April 27, 2010
By Amy Maclean While ACA is among the 14 petitioning the FCC for changes to the retrans consent process, it’s not dealing with exactly the same situations at Time Warner Cable and other large distributors who joined together in the filing.
“We know that within that group there are different views of what the remedy should be,” ACA pres/CEO Matt Polka said during a recent lunch with reporters. “ACA also will be commenting individually.”
ACA’s chief differing concern is price discrimination—with smaller operators lacking the same kind of leverage as larger distributors to negotiate lower prices. But the group, which has been lobbying for retrans changes for 17 years, knows it is advantageous to hitch its horses to the petition signed by big distributors, like Cablevision, DirecTV and DISH.
“We’ve had a voice, but it’s been a whisper until the larger companies started having the same problems. Now everybody is paying attention,” said WOW! pres/CEO Colleen Abdoulah. “For us smaller guys, we don’t have that leverage. The signals were getting taken off and no one was listening. We just keep absorbing these triple digit increases. Why would we? Because we have to compete.”
Wave Broadband COO and ACA chmn Steve Friedman echoed that sentiment, saying he doesn’t believe that dropping a channel is really an option given the competition that’s out there.
“This is the first time in 17 years that we’ve had a 2-way discussion in Washington on retrans,” said Cable One’s Tom Might. Might is no stranger to retrans skirmishes, with the CEO saying that 8 of his DMAs lost stations in the last 5 years. “It never reached Congress or the FCC,” he said. Nor did it make the kind of headlines that the spats between Cablevision and Disney and TWC and Fox made—even though NBC and Fox were off the air in 1 LMA for 12 months.

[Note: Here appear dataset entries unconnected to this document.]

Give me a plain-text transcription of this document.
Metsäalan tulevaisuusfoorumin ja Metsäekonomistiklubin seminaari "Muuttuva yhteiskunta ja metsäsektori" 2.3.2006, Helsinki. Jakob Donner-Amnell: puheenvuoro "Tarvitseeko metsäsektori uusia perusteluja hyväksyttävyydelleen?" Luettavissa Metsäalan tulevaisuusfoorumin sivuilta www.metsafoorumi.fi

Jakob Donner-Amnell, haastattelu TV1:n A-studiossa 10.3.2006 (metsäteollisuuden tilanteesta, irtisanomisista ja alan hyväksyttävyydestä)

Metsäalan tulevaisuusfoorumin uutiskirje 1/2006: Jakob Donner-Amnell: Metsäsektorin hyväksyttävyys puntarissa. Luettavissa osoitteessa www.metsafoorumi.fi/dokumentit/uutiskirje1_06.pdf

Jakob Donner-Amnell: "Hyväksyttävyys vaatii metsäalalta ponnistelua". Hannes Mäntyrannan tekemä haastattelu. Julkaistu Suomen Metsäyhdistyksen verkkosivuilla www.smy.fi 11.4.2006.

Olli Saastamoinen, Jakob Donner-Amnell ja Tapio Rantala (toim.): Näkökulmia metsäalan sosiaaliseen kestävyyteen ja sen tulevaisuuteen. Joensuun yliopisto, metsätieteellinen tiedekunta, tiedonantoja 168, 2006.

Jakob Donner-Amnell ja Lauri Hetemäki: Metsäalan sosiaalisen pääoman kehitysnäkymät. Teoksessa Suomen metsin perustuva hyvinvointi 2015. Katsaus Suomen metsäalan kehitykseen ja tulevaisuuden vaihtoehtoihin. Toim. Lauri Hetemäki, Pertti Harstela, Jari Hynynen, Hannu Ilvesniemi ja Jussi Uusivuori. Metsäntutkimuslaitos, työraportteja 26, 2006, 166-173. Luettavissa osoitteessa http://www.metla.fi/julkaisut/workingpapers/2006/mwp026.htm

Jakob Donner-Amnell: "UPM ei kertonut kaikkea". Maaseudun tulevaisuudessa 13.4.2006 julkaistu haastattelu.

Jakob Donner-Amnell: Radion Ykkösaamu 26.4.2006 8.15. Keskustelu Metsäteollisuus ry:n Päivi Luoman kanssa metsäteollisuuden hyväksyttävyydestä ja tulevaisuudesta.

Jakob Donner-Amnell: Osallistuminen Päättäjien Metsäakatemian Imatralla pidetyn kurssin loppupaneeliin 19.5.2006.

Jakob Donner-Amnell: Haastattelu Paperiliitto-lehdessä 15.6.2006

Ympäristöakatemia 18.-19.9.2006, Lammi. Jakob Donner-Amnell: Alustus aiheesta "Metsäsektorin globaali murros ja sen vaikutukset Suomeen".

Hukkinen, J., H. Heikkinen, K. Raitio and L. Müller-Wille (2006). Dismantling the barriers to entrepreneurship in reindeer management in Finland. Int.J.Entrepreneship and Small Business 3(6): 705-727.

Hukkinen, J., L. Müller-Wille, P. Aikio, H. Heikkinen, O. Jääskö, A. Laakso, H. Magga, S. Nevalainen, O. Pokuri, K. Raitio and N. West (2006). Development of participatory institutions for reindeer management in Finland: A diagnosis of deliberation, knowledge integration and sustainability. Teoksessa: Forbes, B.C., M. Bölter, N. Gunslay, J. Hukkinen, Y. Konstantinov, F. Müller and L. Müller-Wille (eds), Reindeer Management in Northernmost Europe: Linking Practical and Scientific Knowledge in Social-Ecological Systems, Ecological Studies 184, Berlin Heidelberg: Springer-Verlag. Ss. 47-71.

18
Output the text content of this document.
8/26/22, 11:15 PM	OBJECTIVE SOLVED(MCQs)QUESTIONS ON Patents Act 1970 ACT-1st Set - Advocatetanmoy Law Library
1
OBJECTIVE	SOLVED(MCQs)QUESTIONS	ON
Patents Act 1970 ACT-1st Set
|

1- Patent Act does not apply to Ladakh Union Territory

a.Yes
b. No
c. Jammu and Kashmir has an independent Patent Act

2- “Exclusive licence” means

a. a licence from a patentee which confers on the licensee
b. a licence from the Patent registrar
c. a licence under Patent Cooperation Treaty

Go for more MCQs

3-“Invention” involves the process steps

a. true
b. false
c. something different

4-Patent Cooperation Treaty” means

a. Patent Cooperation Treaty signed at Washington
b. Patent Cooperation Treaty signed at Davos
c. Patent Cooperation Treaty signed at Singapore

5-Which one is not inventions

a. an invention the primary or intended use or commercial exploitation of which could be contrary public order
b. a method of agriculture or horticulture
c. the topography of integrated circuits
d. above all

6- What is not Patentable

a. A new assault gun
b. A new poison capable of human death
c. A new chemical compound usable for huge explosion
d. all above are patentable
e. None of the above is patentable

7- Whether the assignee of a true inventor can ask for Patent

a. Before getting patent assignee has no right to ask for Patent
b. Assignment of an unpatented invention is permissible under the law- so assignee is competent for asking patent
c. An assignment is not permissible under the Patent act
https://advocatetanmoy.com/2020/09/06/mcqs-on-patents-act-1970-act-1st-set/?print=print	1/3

With an extremely ambitious agenda pending at the FCC related to the National Broadband Plan, it’s far from a slam dunk that there will be any movement on retrans. But ACA is hoping that this could be it, pointing to recent comments by FCC chmn Julius Genachowski that there are legitimate questions as well as a call by Sen Daniel Inouye (D-HI) to revisit the issue. Time will tell how loud ACA’s whisper will grow… Initial comments on the petition, which seeks to keep signals on during negotiations and calls for an arbitration process, are due May 18.